The next thing you said that I loved was that our religion carries us. Oh my goodness I have found that to be so true over the last few months. Today right before relief society the lady that was teaching asked me if I would bear my testimony about how my trial (injury) has helped me to grow closer to my Savior and to bring the gospel to the center of my life. Of course that was the most emotional testimony I've ever given haha but I shared two things that have been circulating through my head the last few months. The first is a poem about the Savior which I have always loved:
"One night I had a dream.

I dreamed I was walking along the beach
with the Lord..

Across the sky flashed scenes from my life..
For each scene, I noticed two sets of
footprints in the sand,
one belonging to me, and the other to the Lord..

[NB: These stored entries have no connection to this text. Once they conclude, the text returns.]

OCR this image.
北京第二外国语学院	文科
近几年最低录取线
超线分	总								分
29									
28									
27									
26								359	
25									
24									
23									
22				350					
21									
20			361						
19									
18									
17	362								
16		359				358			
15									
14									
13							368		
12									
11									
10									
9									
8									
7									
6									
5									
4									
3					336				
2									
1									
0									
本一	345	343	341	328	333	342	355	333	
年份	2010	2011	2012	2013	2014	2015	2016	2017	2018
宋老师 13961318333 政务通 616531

When the last scene of my life flashed before me,
I looked back at the footprints in the sand.
I noticed that many times along the path of my life
there was only one set of footprints.
I also noticed that it happened at the very lowest
and saddest times in my life.

This really bothered me
and I questioned the Lord about it:
"Lord, you said that once I decided to follow you,
you'd walk with me all the way.
But I have noticed that during the most
troublesome times in my life
there is only one set of footprints.
I don't understand why
when I need you most you would leave me."

The Lord replied:
"My precious child, I love you and would
never leave you.
During your times of trial and suffering,
when you see only one set of footprints, it was then
that I carried you."

I don't think I need to explain that any further :) The second thing that I shared was from Mosiah 24:12-15. It's definitely worth looking up so I'll let you do that :) I just want you to know that I know that as we put the gospel first in our lives, we will be led to where we need to be. As we rely on the Savior and let Him carry us through our trials we will become much more than we ever could become on our own. I love my Savior and I'm thankful for this trial, because without it my testimony wouldn't have grown as I needed it to.

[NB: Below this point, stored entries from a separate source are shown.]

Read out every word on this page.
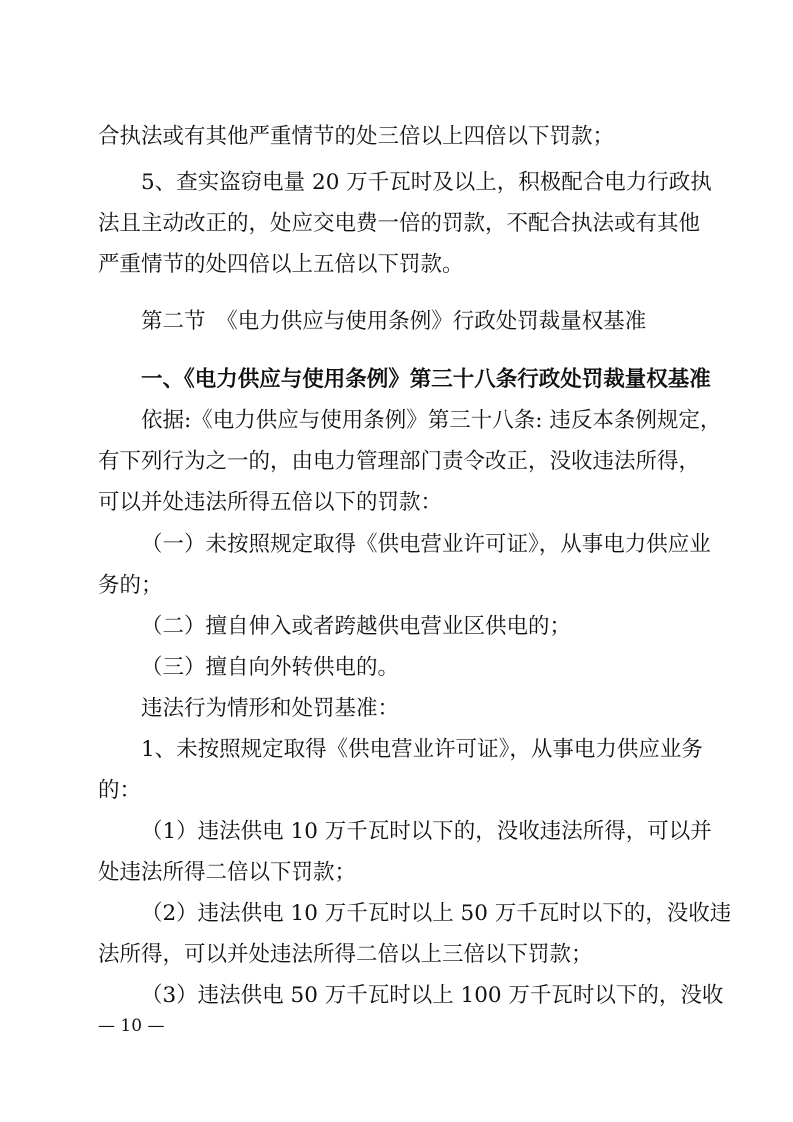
合执法或有其他严重情节的处三倍以上四倍以下罚款；
5、查实盗窃电量 20 万千瓦时及以上，积极配合电力行政执
法且主动改正的，处应交电费一倍的罚款，不配合执法或有其他
严重情节的处四倍以上五倍以下罚款。
第二节　《电力供应与使用条例》行政处罚裁量权基准
一、《电力供应与使用条例》第三十八条行政处罚裁量权基准
依据:《电力供应与使用条例》第三十八条: 违反本条例规定，
有下列行为之一的，由电力管理部门责令改正，没收违法所得，
可以并处违法所得五倍以下的罚款：
（一）未按照规定取得《供电营业许可证》，从事电力供应业
务的；
（二）擅自伸入或者跨越供电营业区供电的；
（三）擅自向外转供电的。
违法行为情形和处罚基准：
1、未按照规定取得《供电营业许可证》，从事电力供应业务
的：
（1）违法供电 10 万千瓦时以下的，没收违法所得，可以并
处违法所得二倍以下罚款；
（2）违法供电 10 万千瓦时以上 50 万千瓦时以下的，没收违
法所得，可以并处违法所得二倍以上三倍以下罚款；
（3）违法供电 50 万千瓦时以上 100 万千瓦时以下的，没收
— 10 —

Be an example of the believers! As I was reading in Matthew this week, I read Matthew 5:14-16. We were given the light of the gospel to share it, not to hide it! Everything we do (be thou an example of the believers in word, in conversation..) should share the light of the gospel with it. So anyway, thank you for what you shared! Your testimony has always strengthened mine and I'm so blessed to have you in my life. I love you!! :)"

Street soccer!

Friends :)

Reviewing what they are teaching

Leaf bug!

When you run out of tp...

I'm thankful every day for him and his testimony. Even thousands of miles away he continues to bless my life!